On the issues of conjunction on the various campuses, the Executive director of ASEPA said government needs to liaise with the private Secondary schools owners and see how they can absorb the conjunctions.

To Mensah Thompson, government should give the private schools 30% of students who graduate every year to the private schools so that their business will survive because they create employment. He therefore urged government to collaborate with private school owners and he believes will help solve the double track system we find ourselves in as a country.

He claimed that because of the absence of cut-off points, most basic school students are not challenged to put much effort in their academic work. This is because they know that whatever grade they obtain in the BECE, it is highly possible they are going be placed in an SHS to enjoy free education. They are therefore not challenged to put in their best as they would if they knew they won’t enjoy free SHS if they don’t make a certain grade point.

Such students will go to SHS not prepared and with a weak grasp on fundamental concepts he/she was supposed to have before secondary education. Most of these students because of their poor academic background are hardly able to commit to learning at the SHS. They find it difficult adapting to learning and are mostly truants who are found engaging in recalcitrant behaviour.

The introducing cut-off points in selection of Basic Education Certificate Examinations (BECE) candidates to enjoy free SHS means that an aggregate score is going to be set as the lowest possible mark a student should obtain in the BECE before that student can be placed in a Senior High School to benefit from the free SHS.

Senior High School is supposed to continue and build on the foundations given to students at the basic level. The cut-off point is necessary if we are to feed the SHSs with quality students who have the good foundation for SHS education to build on.

He said if students are aware that they have to meet a certain grade point without which they will not be placed in SHS, they are going to be motivated to take their class lessons and personal studies seriously. An awareness of cut-off point before one enjoys free SHS will help solve truancy and lackadaisical attitude of some BECE candidates.”

Before free SHS, some grades were regarded as not good enough and it made BECE candidates sit up and take their studies seriously.

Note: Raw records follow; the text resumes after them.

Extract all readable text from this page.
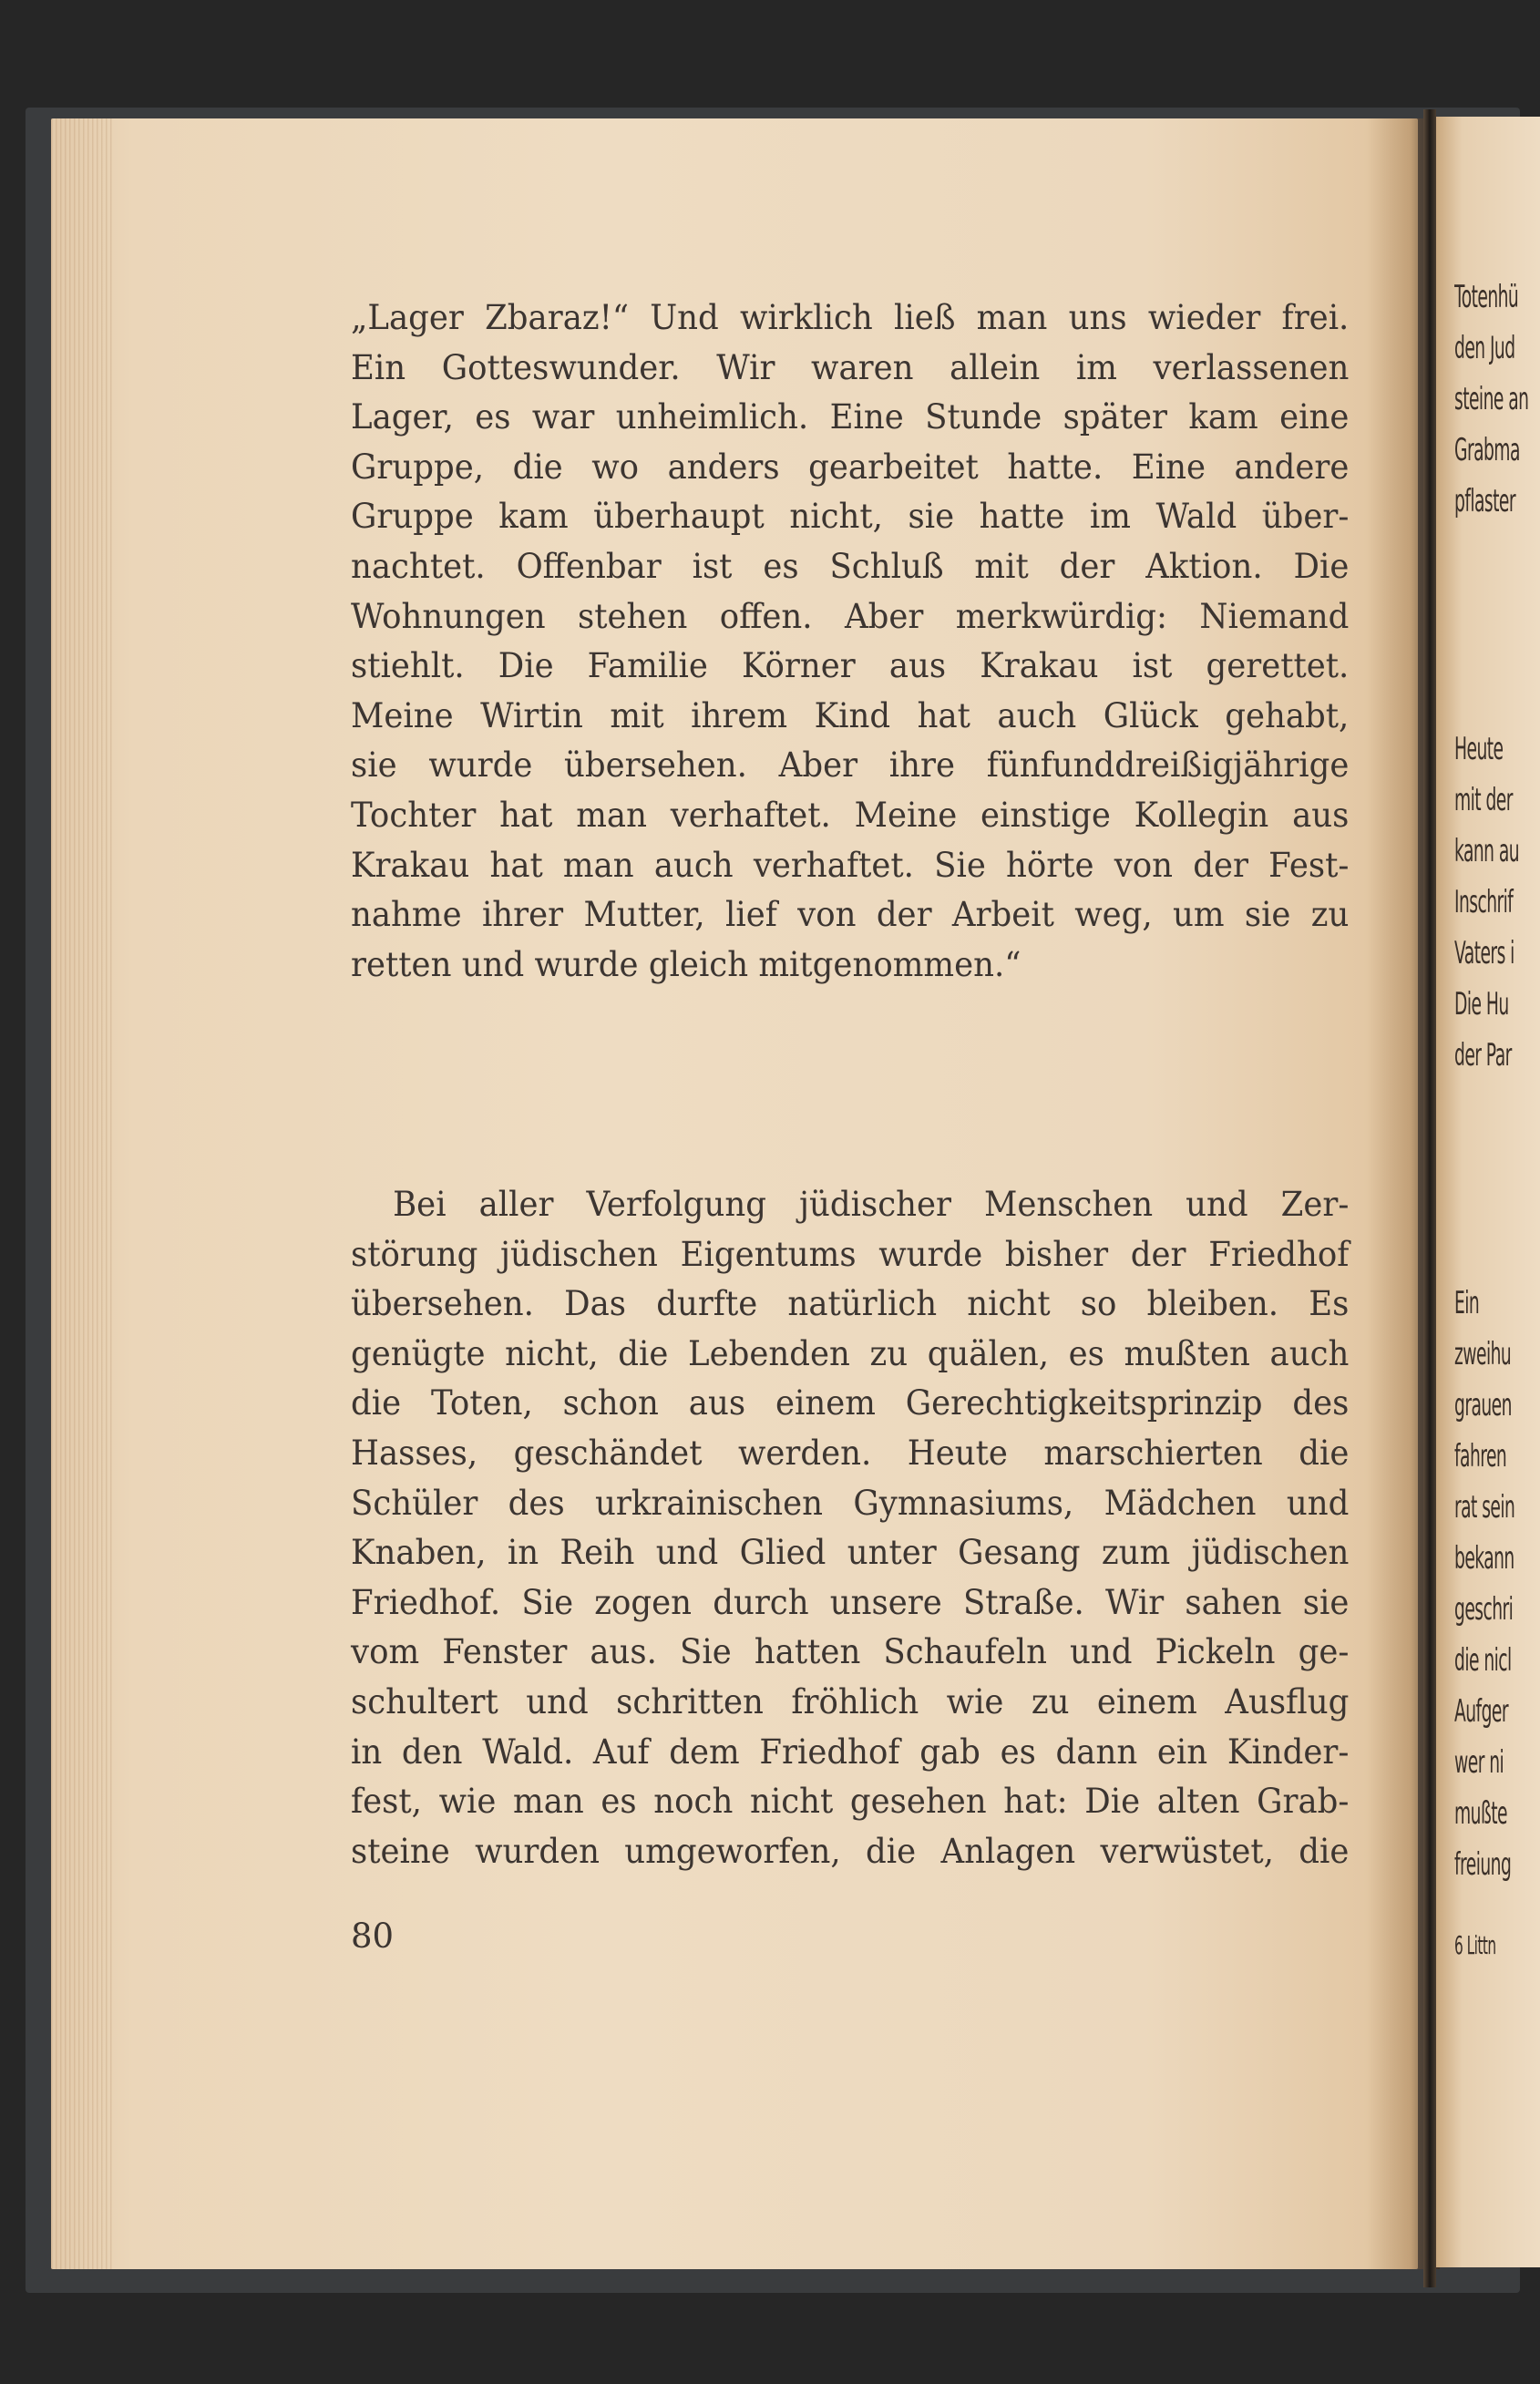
„Lager Zbaraz!“ Und wirklich ließ man uns wieder frei.
Ein Gotteswunder. Wir waren allein im verlassenen
Lager, es war unheimlich. Eine Stunde später kam eine
Gruppe, die wo anders gearbeitet hatte. Eine andere
Gruppe kam überhaupt nicht, sie hatte im Wald über-
nachtet. Offenbar ist es Schluß mit der Aktion. Die
Wohnungen stehen offen. Aber merkwürdig: Niemand
stiehlt. Die Familie Körner aus Krakau ist gerettet.
Meine Wirtin mit ihrem Kind hat auch Glück gehabt,
sie wurde übersehen. Aber ihre fünfunddreißigjährige
Tochter hat man verhaftet. Meine einstige Kollegin aus
Krakau hat man auch verhaftet. Sie hörte von der Fest-
nahme ihrer Mutter, lief von der Arbeit weg, um sie zu
retten und wurde gleich mitgenommen.“
Bei aller Verfolgung jüdischer Menschen und Zer-
störung jüdischen Eigentums wurde bisher der Friedhof
übersehen. Das durfte natürlich nicht so bleiben. Es
genügte nicht, die Lebenden zu quälen, es mußten auch
die Toten, schon aus einem Gerechtigkeitsprinzip des
Hasses, geschändet werden. Heute marschierten die
Schüler des urkrainischen Gymnasiums, Mädchen und
Knaben, in Reih und Glied unter Gesang zum jüdischen
Friedhof. Sie zogen durch unsere Straße. Wir sahen sie
vom Fenster aus. Sie hatten Schaufeln und Pickeln ge-
schultert und schritten fröhlich wie zu einem Ausflug
in den Wald. Auf dem Friedhof gab es dann ein Kinder-
fest, wie man es noch nicht gesehen hat: Die alten Grab-
steine wurden umgeworfen, die Anlagen verwüstet, die
80
Totenhü
den Jud
steine an
Grabma
pflaster
Heute
mit der
kann au
Inschrif
Vaters i
Die Hu
der Par
Ein
zweihu
grauen
fahren
rat sein
bekann
geschri
die nicl
Aufger
wer ni
mußte
freiung
6 Littn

But now grades ranging from 38 – 48 which previously never gave others opportunity to even pay fees to be in SHS are now found in free SHS.

The free Senior High School policy introduced by the NPP government led by Nana Akufo Addo started in September 2017. In this policy, every child in Ghana who qualifies for, and is placed in a public Senior High School for his secondary education will have his/her fees absorbed by the government.

The implementation of the free SHS policy has resulted in a massive increase in enrolment, making students who could not have continued their education after basic school having the opportunity to continue. The first batch of students to have enjoyed the 3 years free SHS were to complete June 2020 if not for the novel coronavirus pandemic.

Like any other policy, the free SHS needs continual evaluation, pruning and tweaking here and there to improve and make it better for the nation and beneficiaries. One area this article seeks to bring the attention of the handlers of free SHS to is the necessity of bringing back cut-off point in placing students in Senior High School for free education.